In order to keep great employees around, managers need to focus on fostering a work culture centered on mutual respect and hard work. Otherwise, you’re almost begging your good employees to leave.

Take the time to investigate claims of disrespect or laziness within your team, and make sure you employees can see the results of your investigation. Don’t just talk to the alleged miscreants. Implement new policies and make sure you retain a positive work culture.

Lack of Mobility

It’s no secret that most employees want the chance to move up the ladder. But, many great employees deserve the opportunity to hold more responsibilities within any organization.

However, some factors that come with promotions can complicate the calculus of whether to accept that coveted promotion or not. Those factors include more time spent away from friends and family, facing more scrutiny, and having a less clear path after being promoted.

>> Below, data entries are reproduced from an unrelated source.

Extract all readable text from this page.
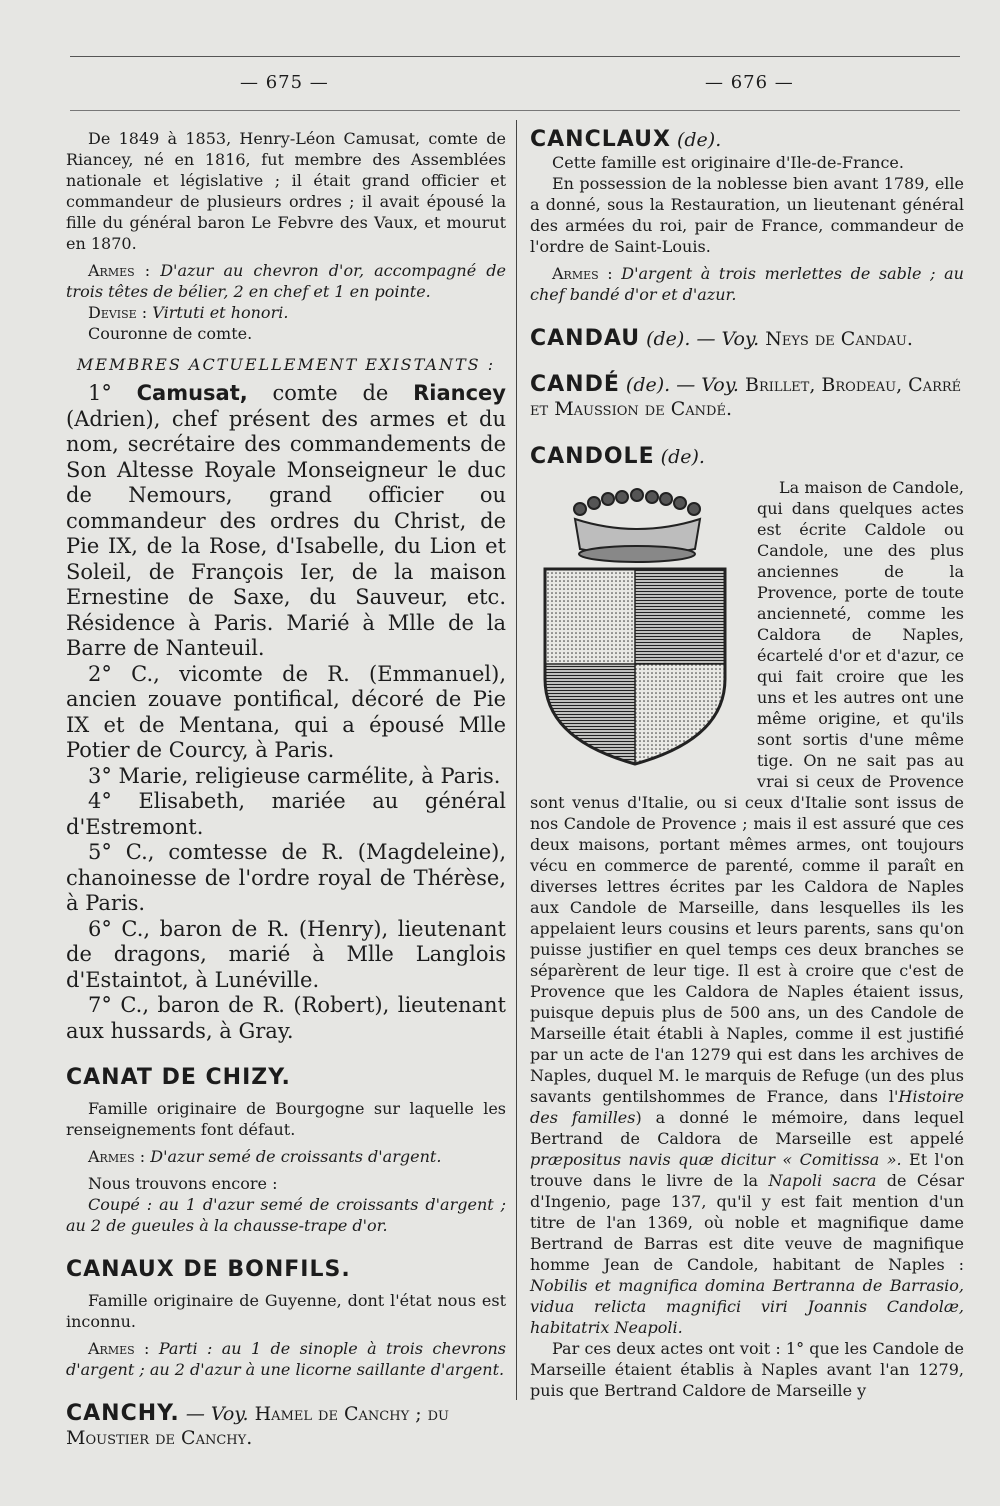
— 675 —	— 676 —

De 1849 à 1853, Henry-Léon Camusat, comte de Riancey, né en 1816, fut membre des Assemblées nationale et législative ; il était grand officier et commandeur de plusieurs ordres ; il avait épousé la fille du général baron Le Febvre des Vaux, et mourut en 1870.

Armes : D'azur au chevron d'or, accompagné de trois têtes de bélier, 2 en chef et 1 en pointe.

Devise : Virtuti et honori.

Couronne de comte.

MEMBRES ACTUELLEMENT EXISTANTS :

1° Camusat, comte de Riancey (Adrien), chef présent des armes et du nom, secrétaire des commandements de Son Altesse Royale Monseigneur le duc de Nemours, grand officier ou commandeur des ordres du Christ, de Pie IX, de la Rose, d'Isabelle, du Lion et Soleil, de François Ier, de la maison Ernestine de Saxe, du Sauveur, etc. Résidence à Paris. Marié à Mlle de la Barre de Nanteuil.

2° C., vicomte de R. (Emmanuel), ancien zouave pontifical, décoré de Pie IX et de Mentana, qui a épousé Mlle Potier de Courcy, à Paris.

3° Marie, religieuse carmélite, à Paris.

4° Elisabeth, mariée au général d'Estremont.

5° C., comtesse de R. (Magdeleine), chanoinesse de l'ordre royal de Thérèse, à Paris.

6° C., baron de R. (Henry), lieutenant de dragons, marié à Mlle Langlois d'Estaintot, à Lunéville.

7° C., baron de R. (Robert), lieutenant aux hussards, à Gray.

CANAT DE CHIZY.

Famille originaire de Bourgogne sur laquelle les renseignements font défaut.

Armes : D'azur semé de croissants d'argent.

Nous trouvons encore :

Coupé : au 1 d'azur semé de croissants d'argent ; au 2 de gueules à la chausse-trape d'or.

CANAUX DE BONFILS.

Famille originaire de Guyenne, dont l'état nous est inconnu.

Armes : Parti : au 1 de sinople à trois chevrons d'argent ; au 2 d'azur à une licorne saillante d'argent.

CANCHY. — Voy. Hamel de Canchy ; du Moustier de Canchy.
CANCLAUX (de).

Cette famille est originaire d'Ile-de-France.

En possession de la noblesse bien avant 1789, elle a donné, sous la Restauration, un lieutenant général des armées du roi, pair de France, commandeur de l'ordre de Saint-Louis.

Armes : D'argent à trois merlettes de sable ; au chef bandé d'or et d'azur.

CANDAU (de). — Voy. Neys de Candau.
CANDÉ (de). — Voy. Brillet, Brodeau, Carré et Maussion de Candé.
CANDOLE (de).

La maison de Candole, qui dans quelques actes est écrite Caldole ou Candole, une des plus anciennes de la Provence, porte de toute ancienneté, comme les Caldora de Naples, écartelé d'or et d'azur, ce qui fait croire que les uns et les autres ont une même origine, et qu'ils sont sortis d'une même tige. On ne sait pas au vrai si ceux de Provence sont venus d'Italie, ou si ceux d'Italie sont issus de nos Candole de Provence ; mais il est assuré que ces deux maisons, portant mêmes armes, ont toujours vécu en commerce de parenté, comme il paraît en diverses lettres écrites par les Caldora de Naples aux Candole de Marseille, dans lesquelles ils les appelaient leurs cousins et leurs parents, sans qu'on puisse justifier en quel temps ces deux branches se séparèrent de leur tige. Il est à croire que c'est de Provence que les Caldora de Naples étaient issus, puisque depuis plus de 500 ans, un des Candole de Marseille était établi à Naples, comme il est justifié par un acte de l'an 1279 qui est dans les archives de Naples, duquel M. le marquis de Refuge (un des plus savants gentilshommes de France, dans l'Histoire des familles) a donné le mémoire, dans lequel Bertrand de Caldora de Marseille est appelé præpositus navis quæ dicitur « Comitissa ». Et l'on trouve dans le livre de la Napoli sacra de César d'Ingenio, page 137, qu'il y est fait mention d'un titre de l'an 1369, où noble et magnifique dame Bertrand de Barras est dite veuve de magnifique homme Jean de Candole, habitant de Naples : Nobilis et magnifica domina Bertranna de Barrasio, vidua relicta magnifici viri Joannis Candolæ, habitatrix Neapoli.

Par ces deux actes ont voit : 1° que les Candole de Marseille étaient établis à Naples avant l'an 1279, puis que Bertrand Caldore de Marseille y
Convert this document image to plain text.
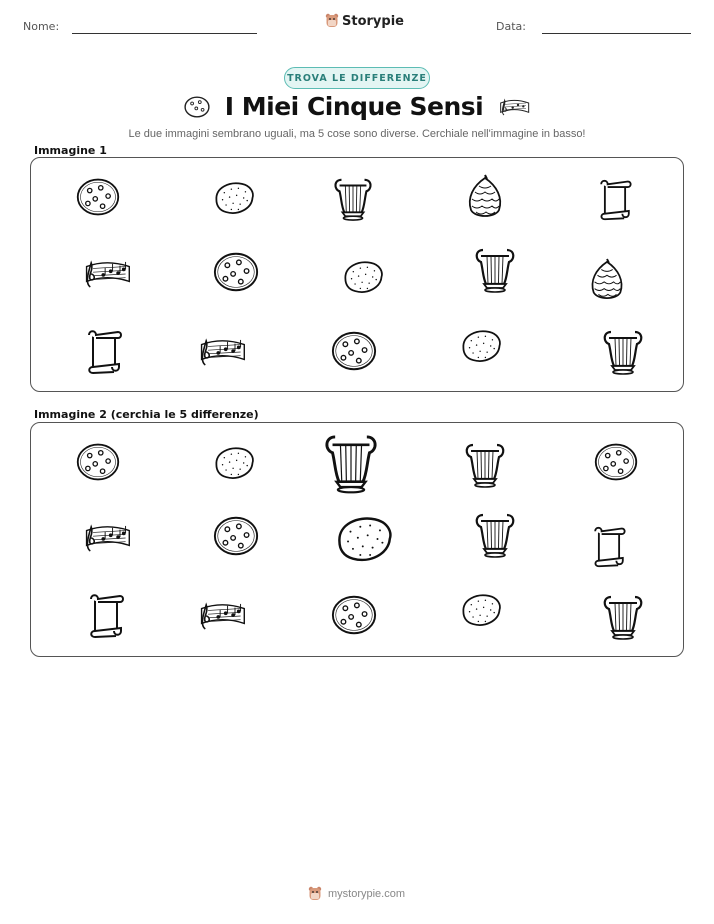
Nome:	Storypie	Data:
TROVA LE DIFFERENZE
I Miei Cinque Sensi
Le due immagini sembrano uguali, ma 5 cose sono diverse. Cerchiale nell'immagine in basso!
Immagine 1
Immagine 2 (cerchia le 5 differenze)
mystorypie.com
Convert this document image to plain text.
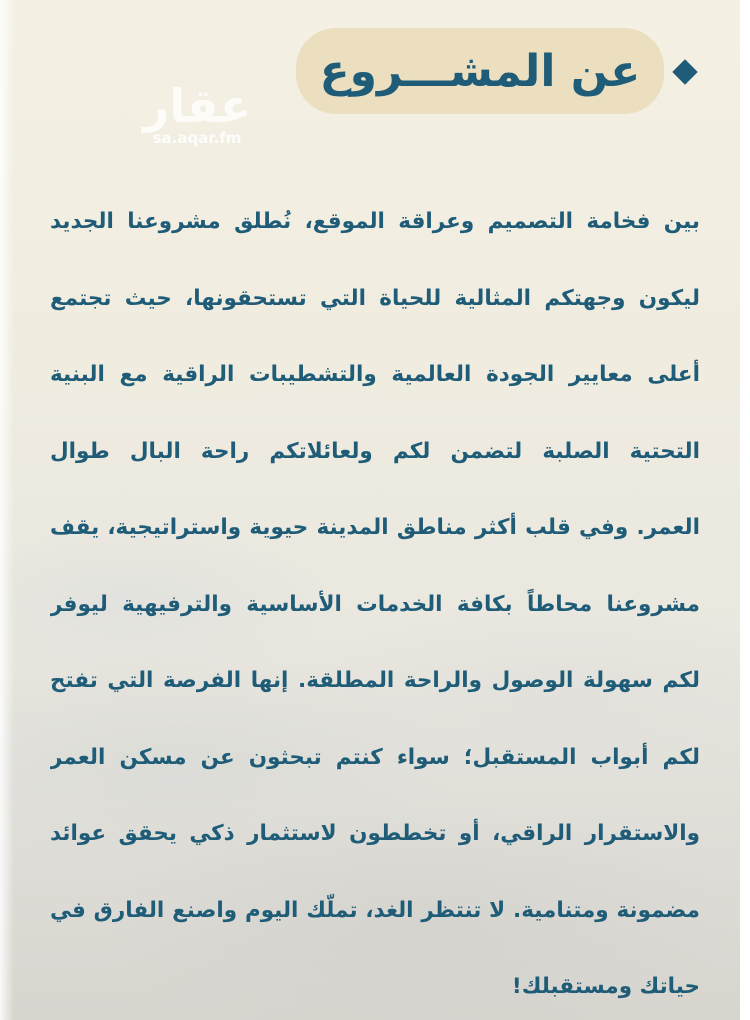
عقار
sa.aqar.fm
عن المشـــروع
بين فخامة التصميم وعراقة الموقع، نُطلق مشروعنا الجديد
ليكون وجهتكم المثالية للحياة التي تستحقونها، حيث تجتمع
أعلى معايير الجودة العالمية والتشطيبات الراقية مع البنية
التحتية الصلبة لتضمن لكم ولعائلاتكم راحة البال طوال
العمر. وفي قلب أكثر مناطق المدينة حيوية واستراتيجية، يقف
مشروعنا محاطاً بكافة الخدمات الأساسية والترفيهية ليوفر
لكم سهولة الوصول والراحة المطلقة. إنها الفرصة التي تفتح
لكم أبواب المستقبل؛ سواء كنتم تبحثون عن مسكن العمر
والاستقرار الراقي، أو تخططون لاستثمار ذكي يحقق عوائد
مضمونة ومتنامية. لا تنتظر الغد، تملّك اليوم واصنع الفارق في
حياتك ومستقبلك!
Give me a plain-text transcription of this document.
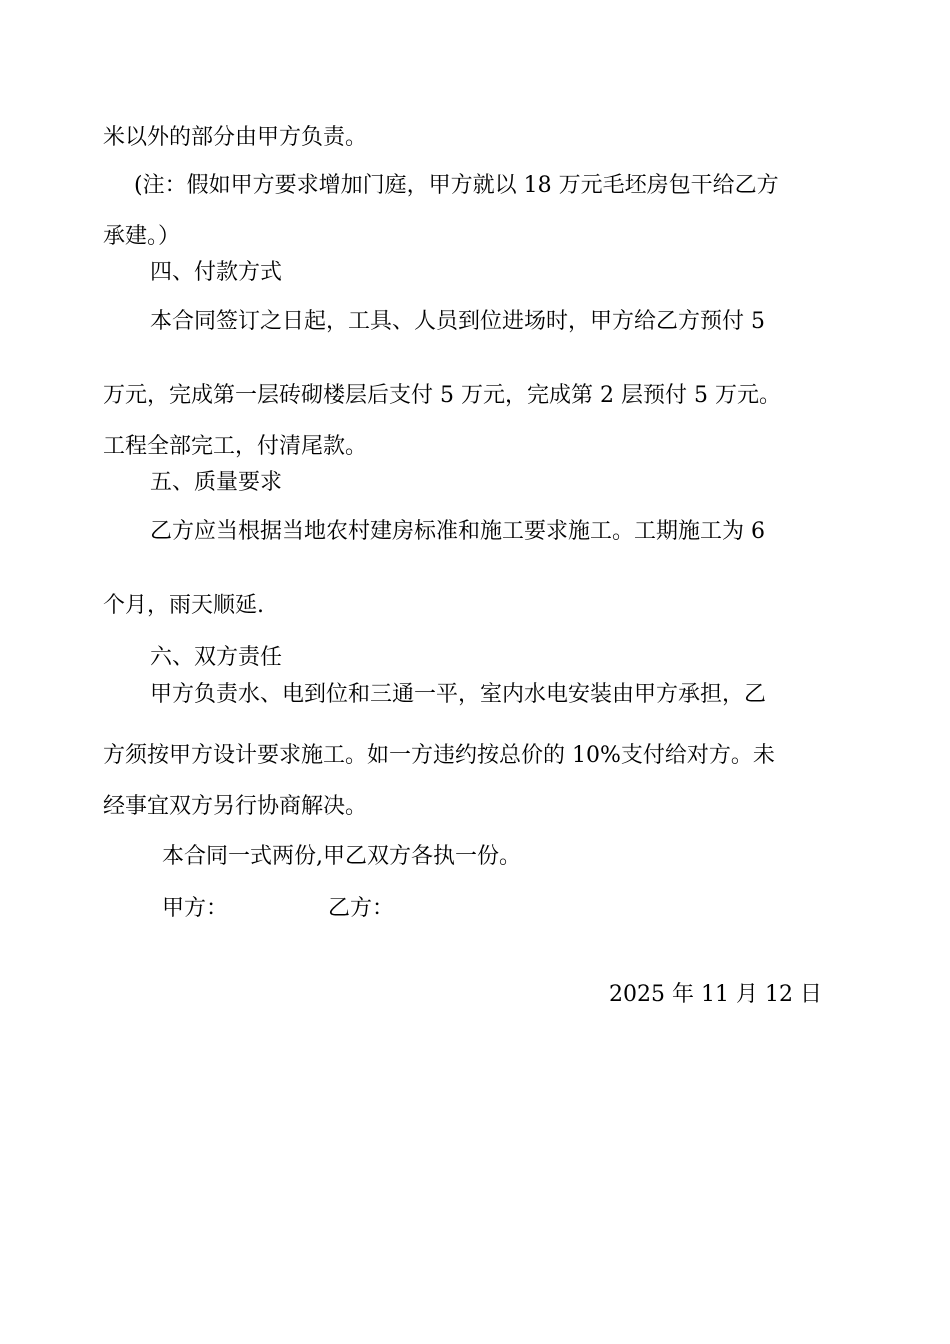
米以外的部分由甲方负责。
(注：假如甲方要求增加门庭，甲方就以 18 万元毛坯房包干给乙方
承建。）
四、付款方式
本合同签订之日起，工具、人员到位进场时，甲方给乙方预付 5
万元，完成第一层砖砌楼层后支付 5 万元，完成第 2 层预付 5 万元。
工程全部完工，付清尾款。
五、质量要求
乙方应当根据当地农村建房标准和施工要求施工。工期施工为 6
个月，雨天顺延.
六、双方责任
甲方负责水、电到位和三通一平，室内水电安装由甲方承担，乙
方须按甲方设计要求施工。如一方违约按总价的 10%支付给对方。未
经事宜双方另行协商解决。
本合同一式两份,甲乙双方各执一份。
甲方：	乙方：
2025 年 11 月 12 日
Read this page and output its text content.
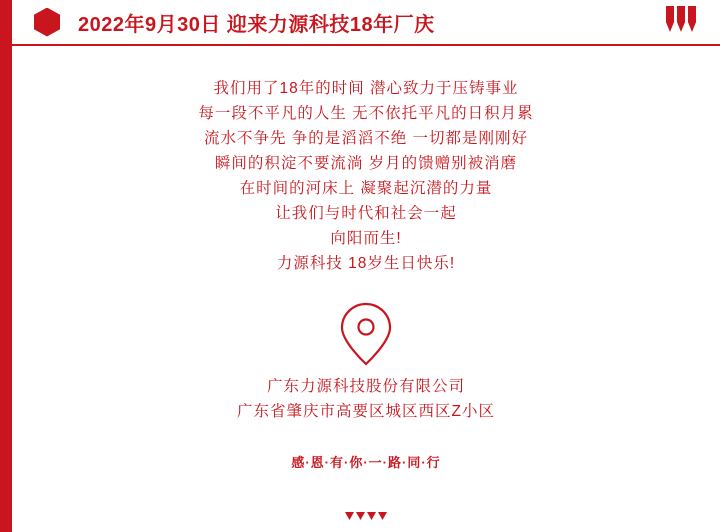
2022年9月30日 迎来力源科技18年厂庆
我们用了18年的时间 潜心致力于压铸事业
每一段不平凡的人生 无不依托平凡的日积月累
流水不争先 争的是滔滔不绝 一切都是刚刚好
瞬间的积淀不要流淌 岁月的馈赠别被消磨
在时间的河床上 凝聚起沉潜的力量
让我们与时代和社会一起
向阳而生!
力源科技 18岁生日快乐!
广东力源科技股份有限公司
广东省肇庆市高要区城区西区Z小区
感·恩·有·你·一·路·同·行
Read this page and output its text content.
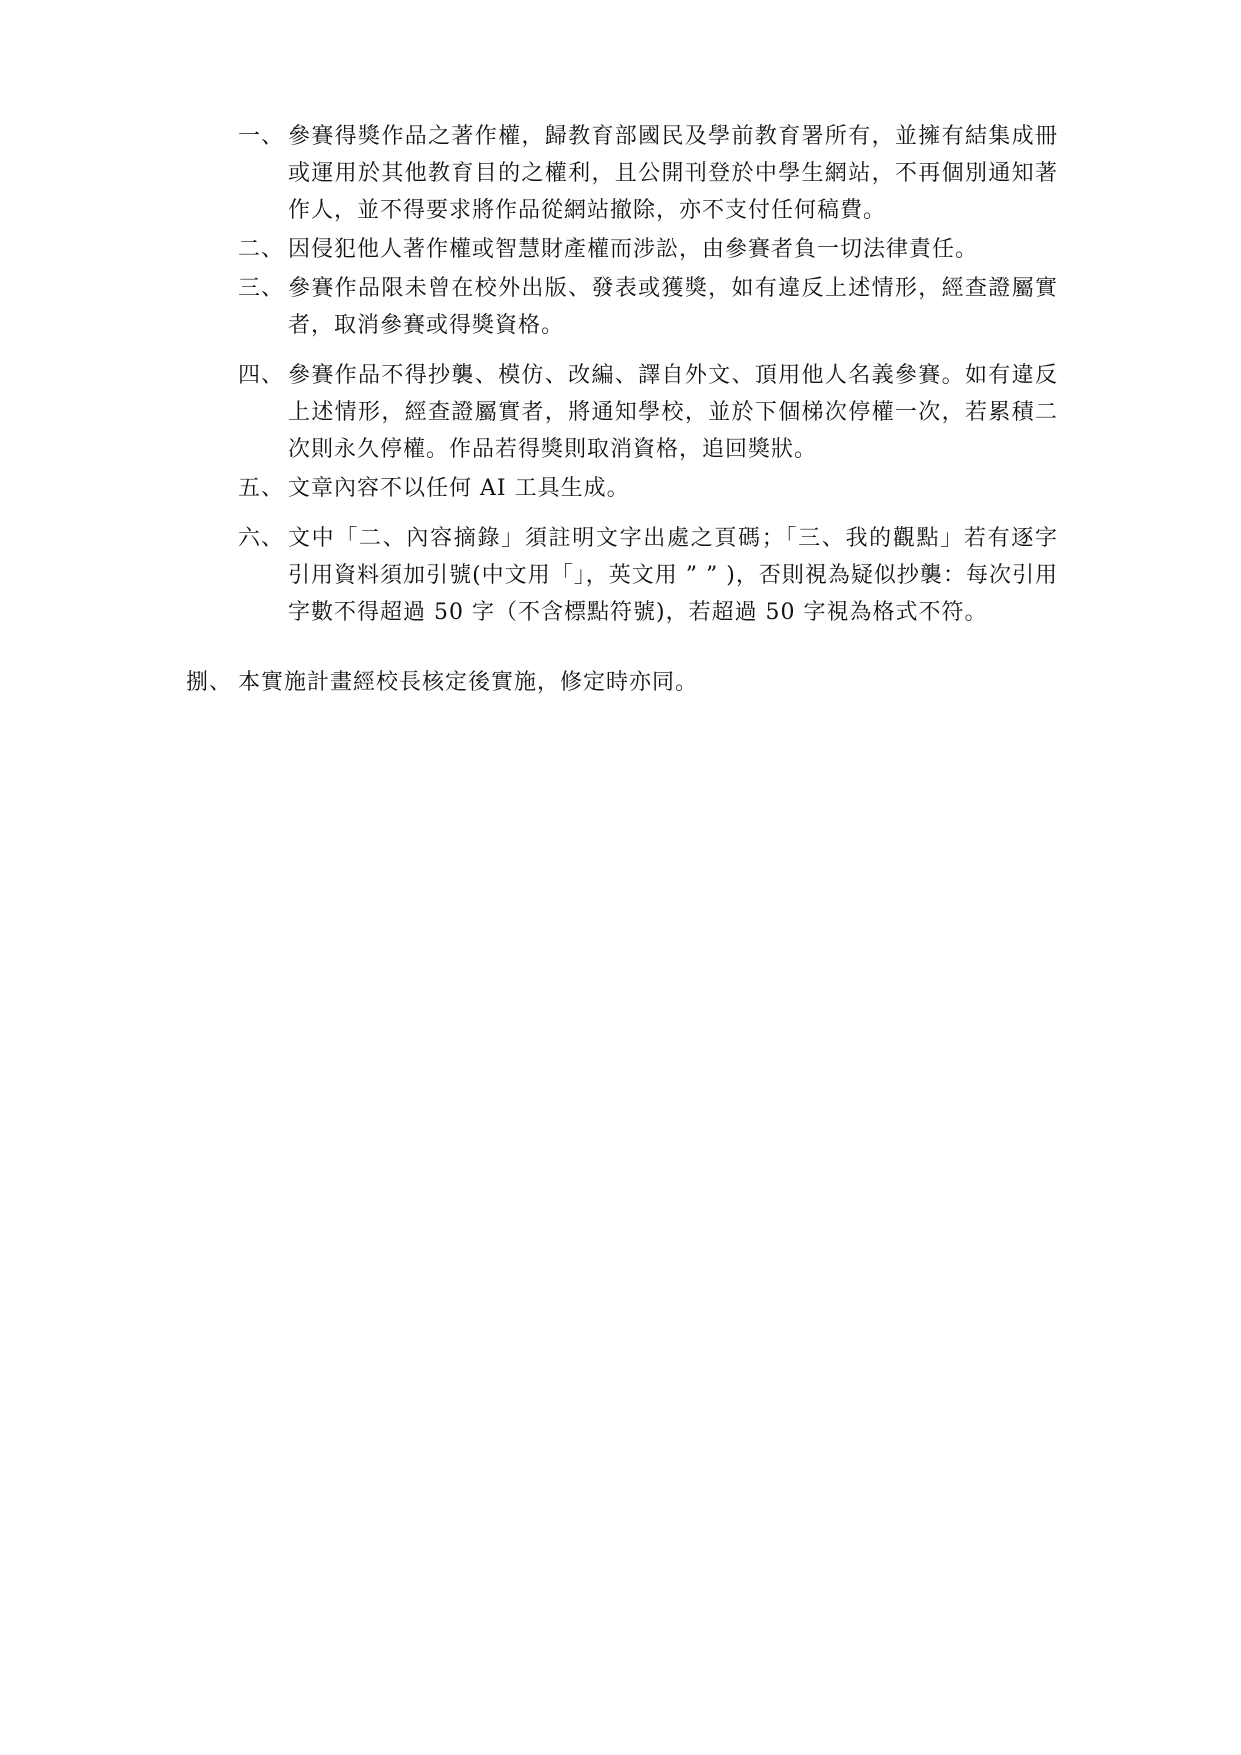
一、 參賽得獎作品之著作權，歸教育部國民及學前教育署所有，並擁有結集成冊或運用於其他教育目的之權利，且公開刊登於中學生網站，不再個別通知著作人，並不得要求將作品從網站撤除，亦不支付任何稿費。
二、 因侵犯他人著作權或智慧財產權而涉訟，由參賽者負一切法律責任。
三、 參賽作品限未曾在校外出版、發表或獲獎，如有違反上述情形，經查證屬實者，取消參賽或得獎資格。
四、 參賽作品不得抄襲、模仿、改編、譯自外文、頂用他人名義參賽。如有違反上述情形，經查證屬實者，將通知學校，並於下個梯次停權一次，若累積二次則永久停權。作品若得獎則取消資格，追回獎狀。
五、 文章內容不以任何 AI 工具生成。
六、 文中「二、內容摘錄」須註明文字出處之頁碼；「三、我的觀點」若有逐字引用資料須加引號(中文用「」，英文用 ” ” )，否則視為疑似抄襲：每次引用字數不得超過 50 字（不含標點符號)，若超過 50 字視為格式不符。
捌、 本實施計畫經校長核定後實施，修定時亦同。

One way managers can combat these concerns is to have an honest, open conversation with the employee they want to promote. Ask them about their goals and assure them that you are there to help them reach those goals. Tell them how you plan to further their career and shine a light on the path forward.

Positive Recognition

Ironically, being open with your employees about their future isn’t enough to keep the great ones around. All employees need positive recognition while they’re on the clock, but its most beneficial to keep your great employees apprised of how much they mean to your organization.

It may sound counterintuitive, but research from 7shifts, a compliance and scheduling software company, shows that managers that hold regular staff meetings retain their employees 56 percent more often than managers who hold meetings less frequently.

Take the time to tell each and every one of your employees how well they are doing and how much you appreciate their hard work.